Strangely, Myotragus only colonized initially the island of Majorca. On Ibiza a strange fauna without terrestrial mammals developed, where birds and bats were the main vertebrates, whereas in Minorca a giant rabbit evolved that covered the same niche that the Myotragus in Majorca. With the level of the sea falling in the Glacial Era, Majorca and Minorca were united and Myotragus replaced the great Minorcan lagomorphs. Both islands separated again at the beginning of the Holocene.

[edit] Extinction

Diverse datings indicate that the three native terrestrial mammals of Majorca (Myotragus, Hypnomys and the giant shrew Nesiosites) disappeared all in the same very short period of time, during the third millennium BC.

During years of continued discussion between scientists, some said the extinction was caused by climate change, others maintained they were exterminated by the first human settlers of the Balearic Islands. Some evidence could support both opinions; due to that, this question is still not answered unequivocally.

The dominant theory is the one that aims at an extinction by human causes. Traditional methods had dated the first human colonization of Balearic towards 5000 BC or even before, but the revision of the deposits with modern methods of dating indicates clearly that there was no human presence before 3000 BC, thus the first Balearics would be the creators of the pre-talayotic culture (3000-1400 BC). The date is, of course, highly suspicious, because it agrees very closely with the fast decline of the three forms.

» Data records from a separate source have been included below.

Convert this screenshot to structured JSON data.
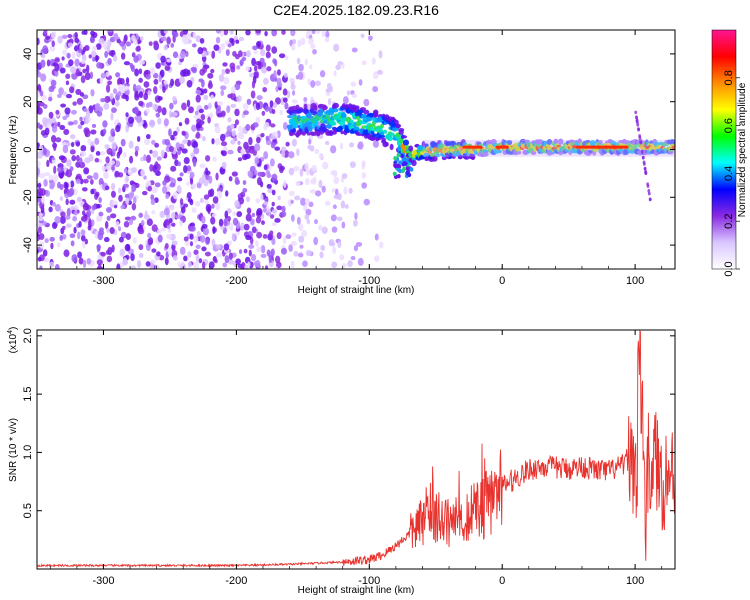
{
  "title": "C2E4.2025.182.09.23.R16",
  "chart_data": [
    {
      "type": "heatmap",
      "xlabel": "Height of straight line (km)",
      "ylabel": "Frequency (Hz)",
      "xlim": [
        -350,
        130
      ],
      "ylim": [
        -50,
        50
      ],
      "x_ticks": [
        -300,
        -200,
        -100,
        0,
        100
      ],
      "y_ticks": [
        -40,
        -20,
        0,
        20,
        40
      ],
      "colorbar": {
        "label": "Normalized spectral amplitude",
        "range": [
          0,
          1
        ],
        "ticks": [
          "0.0",
          "0.2",
          "0.4",
          "0.6",
          "0.8"
        ],
        "colors": [
          "#ffffff",
          "#d9c6ff",
          "#8a2be2",
          "#0000ff",
          "#00ffff",
          "#00ff00",
          "#ffff00",
          "#ff8c00",
          "#ff0000",
          "#ff1493"
        ]
      },
      "ridge": [
        {
          "x": -150,
          "y": 12
        },
        {
          "x": -120,
          "y": 13
        },
        {
          "x": -95,
          "y": 10
        },
        {
          "x": -80,
          "y": 6
        },
        {
          "x": -70,
          "y": -3
        },
        {
          "x": -60,
          "y": -1
        },
        {
          "x": -40,
          "y": 0
        },
        {
          "x": -20,
          "y": 0
        },
        {
          "x": 0,
          "y": 1
        },
        {
          "x": 50,
          "y": 1
        },
        {
          "x": 100,
          "y": 1
        },
        {
          "x": 130,
          "y": 1
        }
      ]
    },
    {
      "type": "line",
      "xlabel": "Height of straight line (km)",
      "ylabel": "SNR (10 * v/v)",
      "y_multiplier": "(x10",
      "y_multiplier_exp": "4",
      "y_multiplier_close": ")",
      "xlim": [
        -350,
        130
      ],
      "ylim": [
        0,
        2.05
      ],
      "x_ticks": [
        -300,
        -200,
        -100,
        0,
        100
      ],
      "y_ticks": [
        "0.5",
        "1.0",
        "1.5",
        "2.0"
      ],
      "series": [
        {
          "color": "#e8322d",
          "x": [
            -350,
            -300,
            -250,
            -200,
            -160,
            -140,
            -120,
            -100,
            -90,
            -80,
            -70,
            -60,
            -55,
            -50,
            -45,
            -40,
            -30,
            -20,
            -10,
            0,
            10,
            20,
            30,
            40,
            50,
            60,
            70,
            80,
            90,
            95,
            100,
            103,
            105,
            108,
            110,
            115,
            120,
            125,
            130
          ],
          "values": [
            0.03,
            0.03,
            0.03,
            0.03,
            0.04,
            0.05,
            0.06,
            0.08,
            0.12,
            0.2,
            0.3,
            0.4,
            0.6,
            0.45,
            0.4,
            0.4,
            0.42,
            0.5,
            0.58,
            0.7,
            0.78,
            0.85,
            0.88,
            0.87,
            0.86,
            0.88,
            0.85,
            0.84,
            0.88,
            0.95,
            0.9,
            0.6,
            1.6,
            0.4,
            0.9,
            0.95,
            0.75,
            0.82,
            0.8
          ]
        }
      ]
    }
  ]
}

The first Balearic settlers had a Neolithic culture, although they continued living in caves which are plentiful on the islands. In these there has been found enormous amounts of bony remains of animals, especially Myotragus, with evidence of carving and denting by humans. Most surprising is that not all Myotragus arrived dead at the caves, but that there are indications that many of them were kept alive for some time there, and also many of them had the horns trimmed and healed later: A clear indication that they were being object on an attempt of domestication. The reason for this failure to domesticate it is that probably the Myotragus did not reproduce in captivity or not at a suitable speed, because only remains of adult individuals have been found.

Human hunting, the failure of domestication, the introduction of domestic animals like goats (that competed with Myotragus for the same food), cows, pigs and sheep (and consequently, the destruction of the forests to create places for them to pasture) and dogs (which could have preyed on the Myotragus) were the probable causes of the extinction of this animal.